「すべて表示」および「すべて変更」権限の概要
「すべて表示」および「すべて変更」権限を使用すると、共有ルールおよび共有設定は無視されます。これにより、システム管理者は、組織内の特定のオブジェクトに関連付けられたレコードに対してアクセス権を許可できます。「すべてのレコードの参照」および「すべてのレコードの編集」は、「すべてのデータの参照」および「すべてのデータの編集」権限の代わりに使用できます。
必要なエディション
| 使用可能なインターフェース: Salesforce Classic および Lightning Experience |
| 使用可能なエディション: すべてのエディション |
この権限のタイプ間には次の違いがあります。
| 権限 | 使用目的 | この権限を必要とするユーザー |
|---|---|---|
すべてのレコードの参照 すべてのレコードの編集 |
特定のオブジェクトのすべてのレコードを表示または変更する。 | 特定のオブジェクトのレコードを管理するユーザー。 |
| すべての項目の表示 | 特定のオブジェクトのすべての項目と項目データを表示する。 | 特定のオブジェクトの項目への広範な参照アクセスを必要とするユーザー。 |
「すべてのデータの参照」 すべてのデータの編集 |
組織のすべてのデータの管理、たとえば、データの整理、重複の排除、一括削除、一括移行、レコード承認の管理など。 「すべてのデータの参照」 (または「すべてのデータの編集」) 権限を持つユーザーは、アプリケーションとデータが自分と共有されていない場合でも、すべてのアプリケーションとデータを表示 (または変更) できますが、項目権限は割り当てられている必要があります。 |
広範なアクセス権を必要とする組織全体の管理者。 リリースのためにユーザーがメタデータのみにアクセスする必要がある場合は、「メタデータ API 関数を使用したメタデータを変更」権限を有効にできます。この権限は、これらのユーザーに組織データへのアクセスを提供せずに、リリースに必要なアクセス権を付与します。詳細は、Salesforce ヘルプの「Modify Metadata Through Metadata API Functions Permission (「メタデータ API 関数を使用したメタデータを変更」権限)」を参照してください。 |
| すべての項目の表示 (グローバル) | すべてのオブジェクトの項目と項目データを表示する。オブジェクトの項目を表示するには、ユーザーに必要なオブジェクト権限も必要です。 |
プラットフォームインテグレーションユーザーのみが使用できます。 |
| すべてのユーザーの参照 | 組織内のすべてのユーザーの参照。すべてのユーザーに対する参照アクセス権が付与されるため、全ユーザーのレコードの詳細を表示でき、また全ユーザーが検索やリストビューなどの対象になります。 | 組織内の全ユーザーを表示する必要があるユーザー。ユーザーオブジェクトの組織の共有設定が [非公開] の場合に便利です。「ユーザーの管理」権限のあるシステム管理者には、「すべてのユーザーの参照」権限が自動的に付与されます。 |
| すべての参照レコード名の参照 | すべての参照項目およびシステム項目のレコード名の参照。 | システム管理者と、関連レコードや [所有者] 項目、[作成者] 項目、[最終更新者] 項目など、レコードに関するすべての情報を確認する必要があるユーザー。この権限は、リストビューとレコード詳細ページの参照レコード名のみに適用されます。 |
考慮事項
- 特定のオブジェクトに対する「すべてのデータの参照」、「すべてのデータの編集」、および「すべてのレコードの参照」または「すべてのレコードの編集」権限は、項目レベルセキュリティを上書きしません。ユーザーがオブジェクトの各項目にアクセスするには、項目権限または「すべての項目の表示」オブジェクト権限が必要です。

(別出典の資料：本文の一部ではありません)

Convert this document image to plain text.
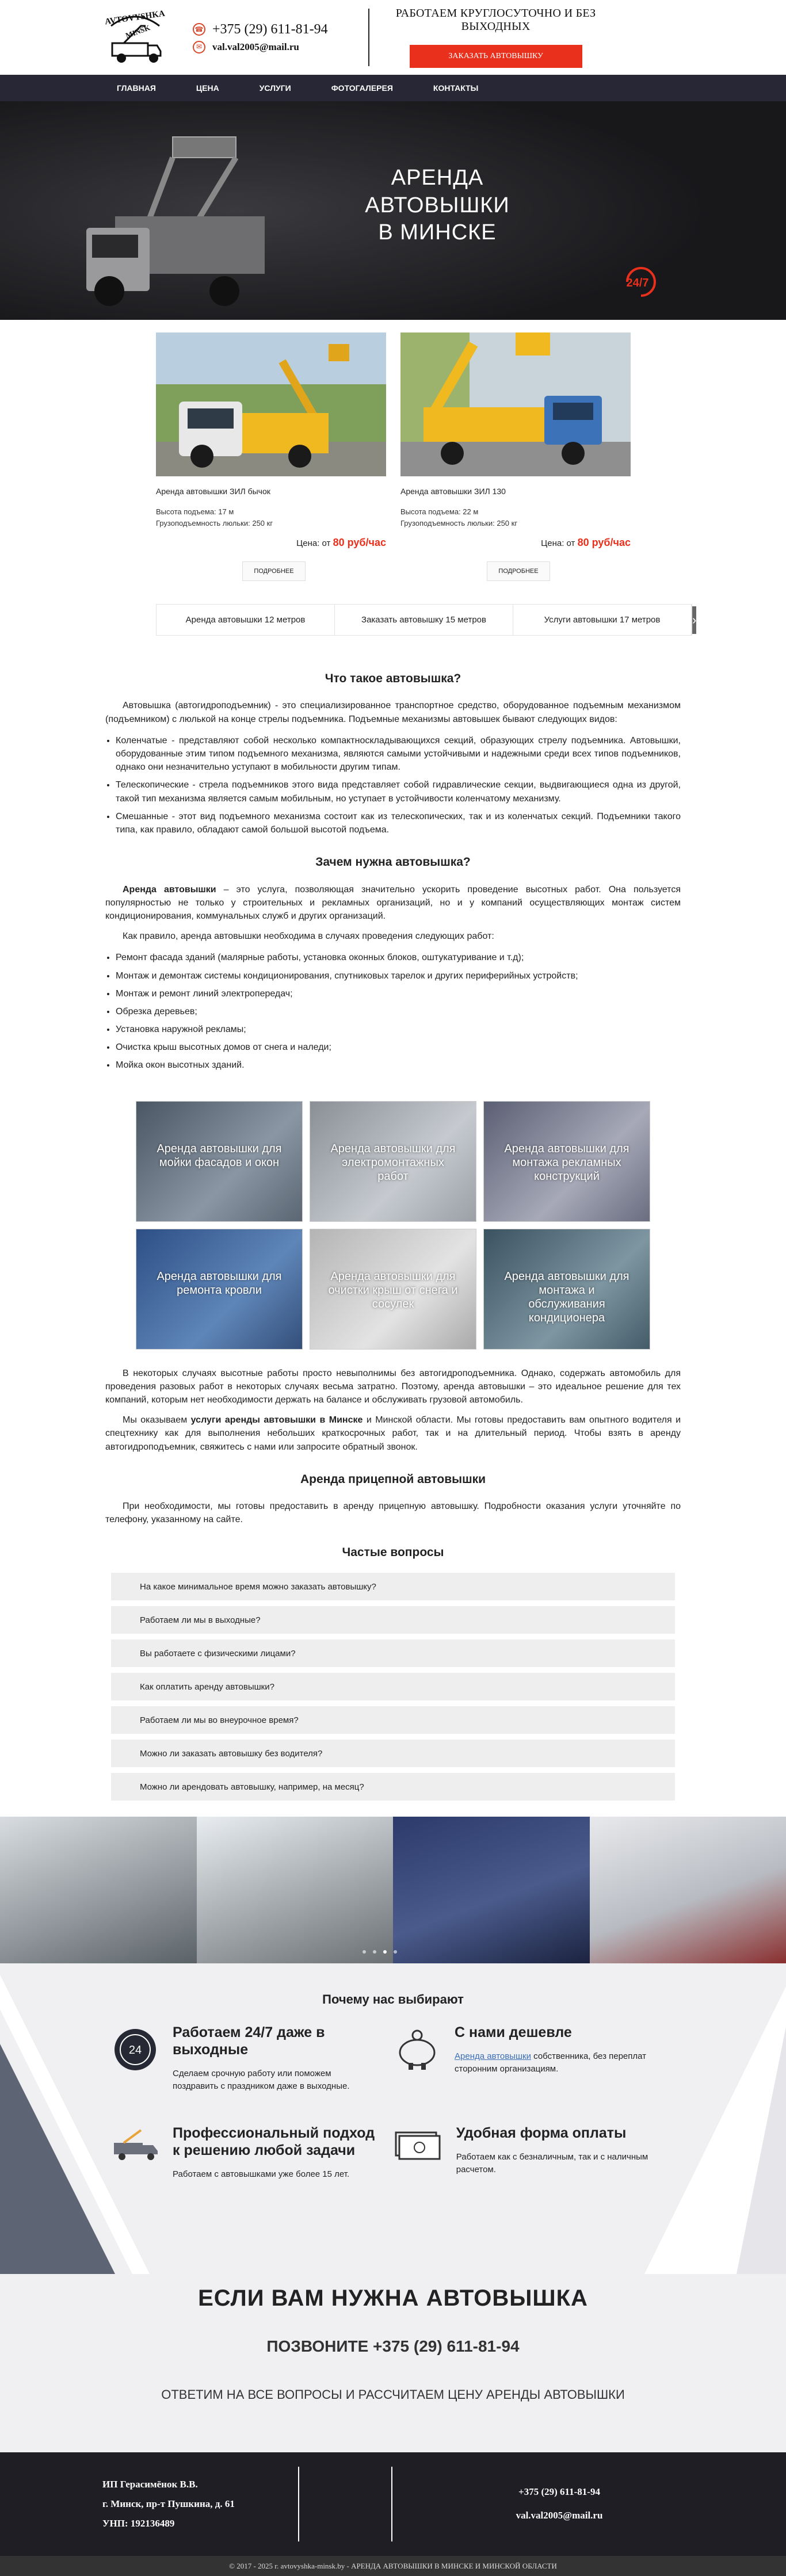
AVTOVYSHKA
MINSK	☎ +375 (29) 611-81-94
✉	val.val2005@mail.ru
РАБОТАЕМ КРУГЛОСУТОЧНО И БЕЗ ВЫХОДНЫХ
ЗАКАЗАТЬ АВТОВЫШКУ
ГЛАВНАЯ	ЦЕНА	УСЛУГИ	ФОТОГАЛЕРЕЯ	КОНТАКТЫ
АРЕНДА АВТОВЫШКИ
В МИНСКЕ
24/7
Аренда автовышки ЗИЛ бычок
Высота подъема: 17 м
Грузоподъемность люльки: 250 кг
Цена: от 80 руб/час
ПОДРОБНЕЕ
Аренда автовышки ЗИЛ 130
Высота подъема: 22 м
Грузоподъемность люльки: 250 кг
Цена: от 80 руб/час
ПОДРОБНЕЕ
Аренда автовышки 12 метров	Заказать автовышку 15 метров	Услуги автовышки 17 метров	›
Что такое автовышка?

Автовышка (автогидроподъемник) - это специализированное транспортное средство, оборудованное подъемным механизмом (подъемником) с люлькой на конце стрелы подъемника. Подъемные механизмы автовышек бывают следующих видов:

• Коленчатые - представляют собой несколько компактноскладывающихся секций, образующих стрелу подъемника. Автовышки, оборудованные этим типом подъемного механизма, являются самыми устойчивыми и надежными среди всех типов подъемников, однако они незначительно уступают в мобильности другим типам.
• Телескопические - стрела подъемников этого вида представляет собой гидравлические секции, выдвигающиеся одна из другой, такой тип механизма является самым мобильным, но уступает в устойчивости коленчатому механизму.
• Смешанные - этот вид подъемного механизма состоит как из телескопических, так и из коленчатых секций. Подъемники такого типа, как правило, обладают самой большой высотой подъема.
Зачем нужна автовышка?

Аренда автовышки – это услуга, позволяющая значительно ускорить проведение высотных работ. Она пользуется популярностью не только у строительных и рекламных организаций, но и у компаний осуществляющих монтаж систем кондиционирования, коммунальных служб и других организаций.

Как правило, аренда автовышки необходима в случаях проведения следующих работ:

• Ремонт фасада зданий (малярные работы, установка оконных блоков, оштукатуривание и т.д);
• Монтаж и демонтаж системы кондиционирования, спутниковых тарелок и других периферийных устройств;
• Монтаж и ремонт линий электропередач;
• Обрезка деревьев;
• Установка наружной рекламы;
• Очистка крыш высотных домов от снега и наледи;
• Мойка окон высотных зданий.
Аренда автовышки для мойки фасадов и окон
Аренда автовышки для электромонтажных работ
Аренда автовышки для монтажа рекламных конструкций
Аренда автовышки для ремонта кровли
Аренда автовышки для очистки крыш от снега и сосулек
Аренда автовышки для монтажа и обслуживания кондиционера

В некоторых случаях высотные работы просто невыполнимы без автогидроподъемника. Однако, содержать автомобиль для проведения разовых работ в некоторых случаях весьма затратно. Поэтому, аренда автовышки – это идеальное решение для тех компаний, которым нет необходимости держать на балансе и обслуживать грузовой автомобиль.

Мы оказываем услуги аренды автовышки в Минске и Минской области. Мы готовы предоставить вам опытного водителя и спецтехнику как для выполнения небольших краткосрочных работ, так и на длительный период. Чтобы взять в аренду автогидроподъемник, свяжитесь с нами или запросите обратный звонок.

Аренда прицепной автовышки

При необходимости, мы готовы предоставить в аренду прицепную автовышку. Подробности оказания услуги уточняйте по телефону, указанному на сайте.

Частые вопросы
На какое минимальное время можно заказать автовышку?
Работаем ли мы в выходные?
Вы работаете с физическими лицами?
Как оплатить аренду автовышки?
Работаем ли мы во внеурочное время?
Можно ли заказать автовышку без водителя?
Можно ли арендовать автовышку, например, на месяц?
Почему нас выбирают
24
Работаем 24/7 даже в выходные
Сделаем срочную работу или поможем поздравить с праздником даже в выходные.
С нами дешевле
Аренда автовышки собственника, без переплат сторонним организациям.
Профессиональный подход к решению любой задачи
Работаем с автовышками уже более 15 лет.
Удобная форма оплаты
Работаем как с безналичным, так и с наличным расчетом.
ЕСЛИ ВАМ НУЖНА АВТОВЫШКА
ПОЗВОНИТЕ +375 (29) 611-81-94
ОТВЕТИМ НА ВСЕ ВОПРОСЫ И РАССЧИТАЕМ ЦЕНУ АРЕНДЫ АВТОВЫШКИ
ИП Герасимёнок В.В.
г. Минск, пр-т Пушкина, д. 61
УНП: 192136489
+375 (29) 611-81-94
val.val2005@mail.ru
© 2017 - 2025 г. avtovyshka-minsk.by - АРЕНДА АВТОВЫШКИ В МИНСКЕ И МИНСКОЙ ОБЛАСТИ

- プロファイルまたは権限セットで、特定のオブジェクトに対する「すべてのデータの参照」または「すべてのデータの編集」ユーザー権限や、「すべてのレコードの参照」、「すべてのレコードの編集」、または「すべての項目の表示」権限を有効にすると、必要な権限が自動的に有効になります。いずれかの必須権限を無効にすると、「すべて表示」または「すべて変更」権限も無効になりますが、自動的に有効になる他の権限はすべて有効のままになります。
- 多数のオブジェクトがある場合、プロファイルまたは権限セットで「すべてのデータの参照」権限または「すべてのデータの編集」権限を有効または無効にすると、タイムアウトする可能性があります。パフォーマンスの問題を回避するため、[設定] でこれらの更新を行うのではなく、メタデータ API を使用することをお勧めします。

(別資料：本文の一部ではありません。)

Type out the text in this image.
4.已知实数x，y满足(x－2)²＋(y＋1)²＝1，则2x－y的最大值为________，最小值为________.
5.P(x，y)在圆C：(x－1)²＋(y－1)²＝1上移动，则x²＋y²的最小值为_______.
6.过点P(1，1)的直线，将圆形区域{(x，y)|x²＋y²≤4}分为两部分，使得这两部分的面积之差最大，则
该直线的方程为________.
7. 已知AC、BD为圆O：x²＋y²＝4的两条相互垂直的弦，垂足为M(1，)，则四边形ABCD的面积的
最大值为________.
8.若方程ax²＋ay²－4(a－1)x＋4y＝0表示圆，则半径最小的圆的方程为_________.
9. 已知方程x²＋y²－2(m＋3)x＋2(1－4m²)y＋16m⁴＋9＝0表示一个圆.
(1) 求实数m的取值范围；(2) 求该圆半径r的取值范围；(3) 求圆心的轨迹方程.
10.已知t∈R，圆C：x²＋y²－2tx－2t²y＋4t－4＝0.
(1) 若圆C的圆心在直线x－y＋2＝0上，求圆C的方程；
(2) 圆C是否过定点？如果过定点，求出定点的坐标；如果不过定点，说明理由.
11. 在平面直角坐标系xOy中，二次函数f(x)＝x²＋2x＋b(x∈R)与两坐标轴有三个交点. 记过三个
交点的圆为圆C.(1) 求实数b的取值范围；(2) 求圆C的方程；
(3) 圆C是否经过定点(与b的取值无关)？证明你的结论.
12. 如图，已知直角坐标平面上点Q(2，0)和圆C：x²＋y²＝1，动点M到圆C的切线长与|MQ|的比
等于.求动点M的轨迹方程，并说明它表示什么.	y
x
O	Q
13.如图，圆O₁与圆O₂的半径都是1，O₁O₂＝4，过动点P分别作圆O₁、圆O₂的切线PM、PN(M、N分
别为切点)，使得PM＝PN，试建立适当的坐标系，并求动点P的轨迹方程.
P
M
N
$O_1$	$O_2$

- 「すべてのレコードの参照」および「すべてのレコードの編集」は、アイデア、価格表、記事タイプ、商品では使用できません。
- すべてのレコードの参照] および [すべてのレコードの編集] は、オブジェクト権限のみの代行を許可します。ユーザー管理およびカスタムオブジェクト管理の任務を委任するため、代理管理者を定義します。
- 特定のオブジェクトに対する「すべてのレコードの参照」によって、その標準従オブジェクトへのアクセス権が自動的に付与されるわけではありません (逆も同様)。親レコードに関連付けられている標準子レコードまたは親レコード自体を表示するには、共有を介してユーザーに「参照」アクセス権が付与されている必要があります。ただし、特定のオブジェクトに対する「すべてのレコードの参照」では、共有を介してアクセス権が付与されることなく、その子カスタムオブジェクトレコードへのアクセス権が付与されます。

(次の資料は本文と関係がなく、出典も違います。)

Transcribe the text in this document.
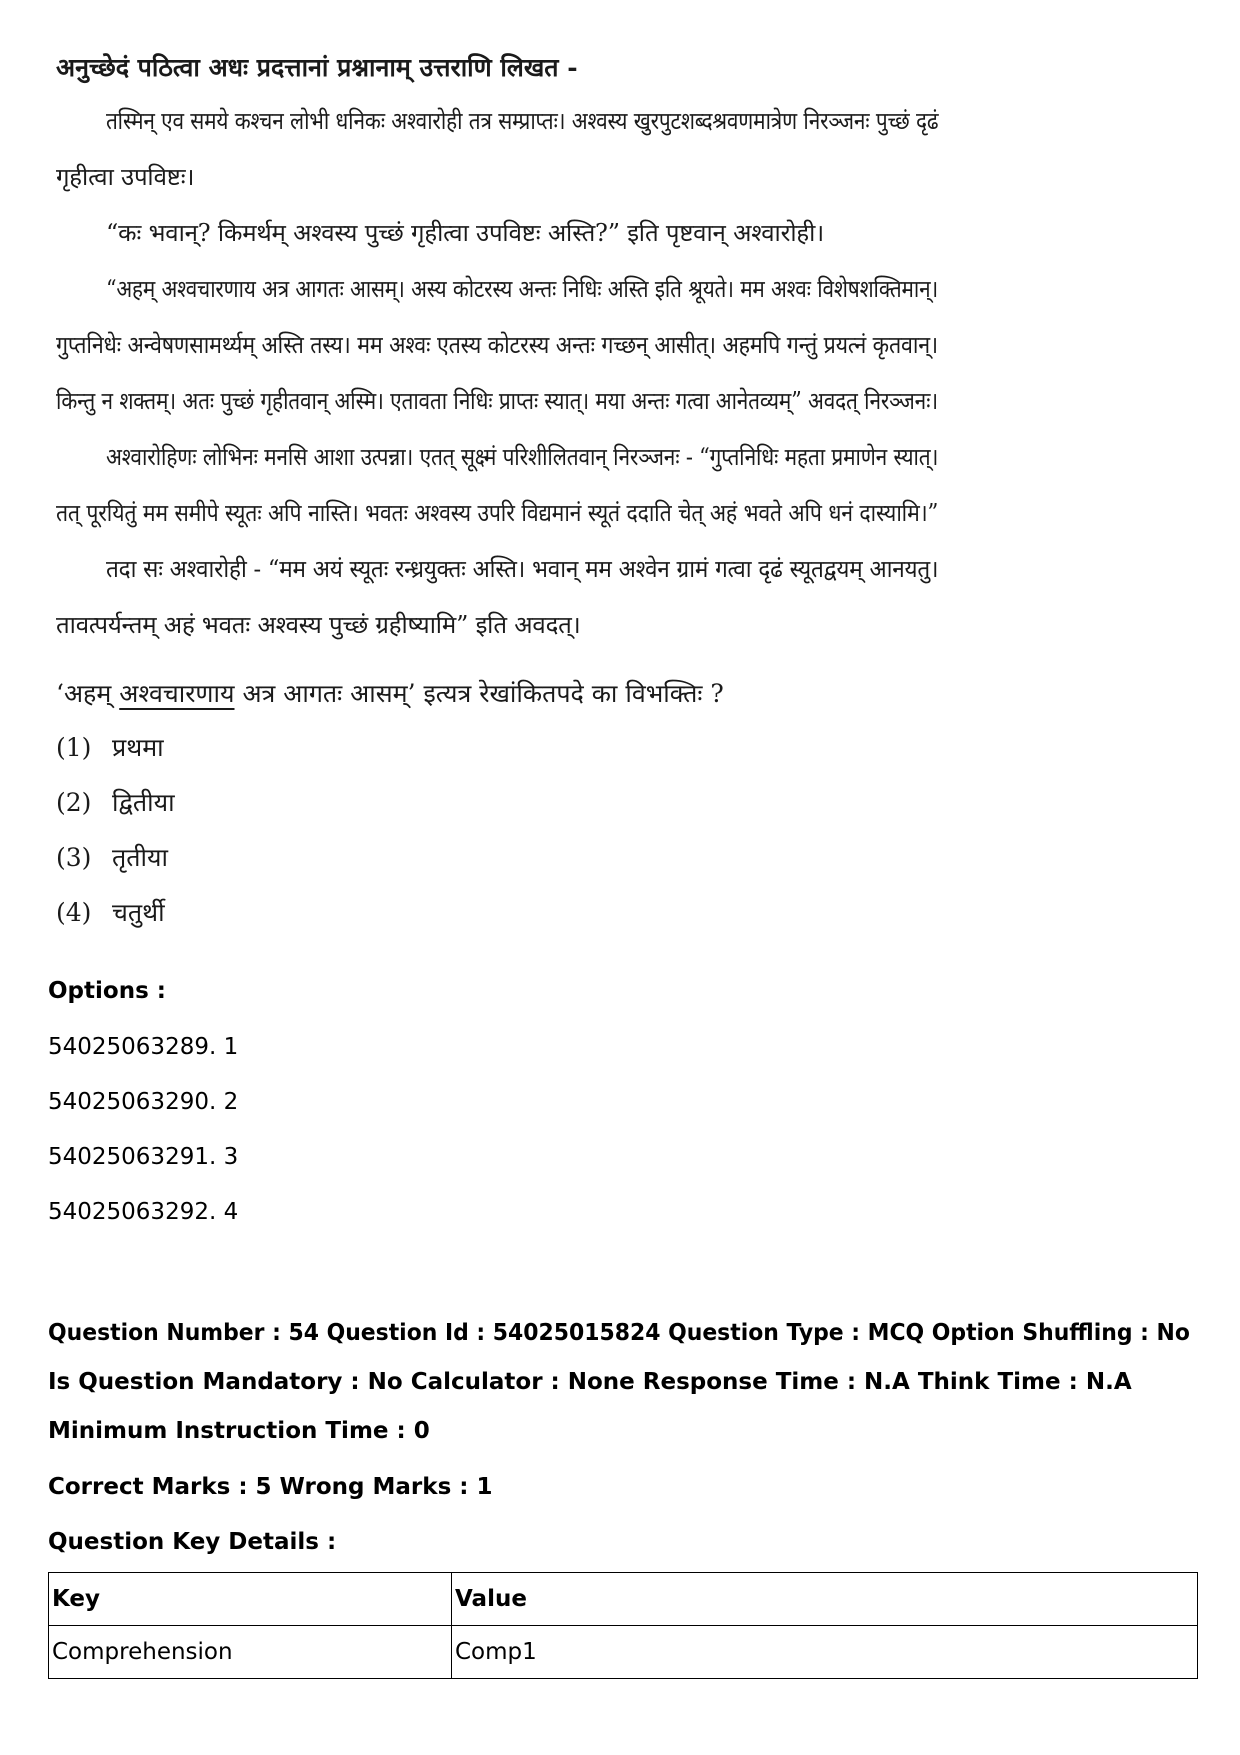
अनुच्छेदं पठित्वा अधः प्रदत्तानां प्रश्नानाम् उत्तराणि लिखत -
तस्मिन् एव समये कश्चन लोभी धनिकः अश्वारोही तत्र सम्प्राप्तः। अश्वस्य खुरपुटशब्दश्रवणमात्रेण निरञ्जनः पुच्छं दृढं
गृहीत्वा उपविष्टः।
“कः भवान्? किमर्थम् अश्वस्य पुच्छं गृहीत्वा उपविष्टः अस्ति?” इति पृष्टवान् अश्वारोही।
“अहम् अश्वचारणाय अत्र आगतः आसम्। अस्य कोटरस्य अन्तः निधिः अस्ति इति श्रूयते। मम अश्वः विशेषशक्तिमान्।
गुप्तनिधेः अन्वेषणसामर्थ्यम् अस्ति तस्य। मम अश्वः एतस्य कोटरस्य अन्तः गच्छन् आसीत्। अहमपि गन्तुं प्रयत्नं कृतवान्।
किन्तु न शक्तम्। अतः पुच्छं गृहीतवान् अस्मि। एतावता निधिः प्राप्तः स्यात्। मया अन्तः गत्वा आनेतव्यम्” अवदत् निरञ्जनः।
अश्वारोहिणः लोभिनः मनसि आशा उत्पन्ना। एतत् सूक्ष्मं परिशीलितवान् निरञ्जनः - “गुप्तनिधिः महता प्रमाणेन स्यात्।
तत् पूरयितुं मम समीपे स्यूतः अपि नास्ति। भवतः अश्वस्य उपरि विद्यमानं स्यूतं ददाति चेत् अहं भवते अपि धनं दास्यामि।”
तदा सः अश्वारोही - “मम अयं स्यूतः रन्ध्रयुक्तः अस्ति। भवान् मम अश्वेन ग्रामं गत्वा दृढं स्यूतद्वयम् आनयतु।
तावत्पर्यन्तम् अहं भवतः अश्वस्य पुच्छं ग्रहीष्यामि” इति अवदत्।
‘अहम् अश्वचारणाय अत्र आगतः आसम्’ इत्यत्र रेखांकितपदे का विभक्तिः ?
(1) प्रथमा
(2) द्वितीया
(3) तृतीया
(4) चतुर्थी
Options :
54025063289. 1
54025063290. 2
54025063291. 3
54025063292. 4
Question Number : 54 Question Id : 54025015824 Question Type : MCQ Option Shuffling : No
Is Question Mandatory : No Calculator : None Response Time : N.A Think Time : N.A
Minimum Instruction Time : 0
Correct Marks : 5 Wrong Marks : 1
Question Key Details :
Key	Value
Comprehension	Comp1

- 「すべてのユーザーの参照」は、組織内のユーザー表示を制御するユーザー共有が組織に設定されている場合に利用できます。
- 特定のオブジェクトに対する「すべてのデータの参照」、「すべてのデータの編集」、「すべてのレコードの参照」、「すべてのレコードの編集」、または「すべての項目の表示」を外部ユーザーに割り当てることはできません。
- ユーザーにコンテンツファイルとオブジェクトへのアクセス権を付与する「すべてのファイルのクエリ」権限を有効にするには、「すべてのレコードの参照」権限が必要です。「Set Up Users to Query Salesforce Files」を参照してください。